If you’re still on Sound Ave at this point (also referred to as Rte 48 in these parts, stop at Sang Lee Farms and pick up some more of your fresh, organic favorites. Farther east, you come across Catapano Dairy Farm, where you score some goat milk and their fabulous goat cheese. Or just check out the goats. Goats are funny.

Sparkling Pointe in Southold is the stop for those who like the bubbly. Not called Champagne because the French are snobs, their sparkling wine will make you think of NYE and their tasting room is gorgeous.

Moving through Southold, you have to stop at O’Malley’s for your best attempt at finishing their Super Duper Burger, which is giant (basically two huge cheeseburgers stacked on top of each other). NextStop Tip: When they say it costs $75, negotiate it down to around half that. Or you can also try their Alien Burger, which is actually a hot dog. They’ve got a sense of humor over there.

Over on Main Road, there’s some good eats at the North Fork Table, often called the best restaurant on the North Fork, and also A Lure Chowder House, one of Tom Schaudel’s great dining spots. The Southold Fish Market is also a great place to stop if you want to bring a fresh catch home (fresh as in that fish was swimming around this morning).

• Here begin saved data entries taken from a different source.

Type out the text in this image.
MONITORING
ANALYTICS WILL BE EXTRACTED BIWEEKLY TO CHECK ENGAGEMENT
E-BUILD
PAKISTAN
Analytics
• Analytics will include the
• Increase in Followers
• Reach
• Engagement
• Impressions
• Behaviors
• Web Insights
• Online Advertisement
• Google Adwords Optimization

As you continue east, you wonder how many great places you passed by and didn’t have a chance to stop at. All those signs at the bottoms of driveways, all those wineries and farm stands. Not to mention the tons of things you missed along Main Rd. and all the off the beaten path spots not on one of the two main roadways. You swear you’ll stop at more on the way back or next time.

You realize you’re coming upon Greenport. There’s still almost 10 miles more North Fork. You could head through East Marion and all the way to the Orient, the North Fork’s version of The End. But today you’re going to visit Greenport, which is a story in and of itself, so we’ll try to whittle the old whaling village down to just a mere few words. It’s probably the coolest town/village on the North Fork, or anywhere on the Island for that matter. Similar to its cousin on the other fork, Sag Harbor, it’s got a great Main Street with shops, food, drink, fun for young single fun seekers as well as families, daytime fun and nighttime fun. A trip to (or a story about) the North Fork could be as simple as driving straight to Greenport and spending the entire day there. But with all the stops and attractions along the way (and even more farther east), it’s a natural place to stop, stretch the legs, walk the harbor before you get back in the car and head back up-island as they say. Your North Fork Day Trip a true success in discovering some of the best of what remains of the true, original Long Island.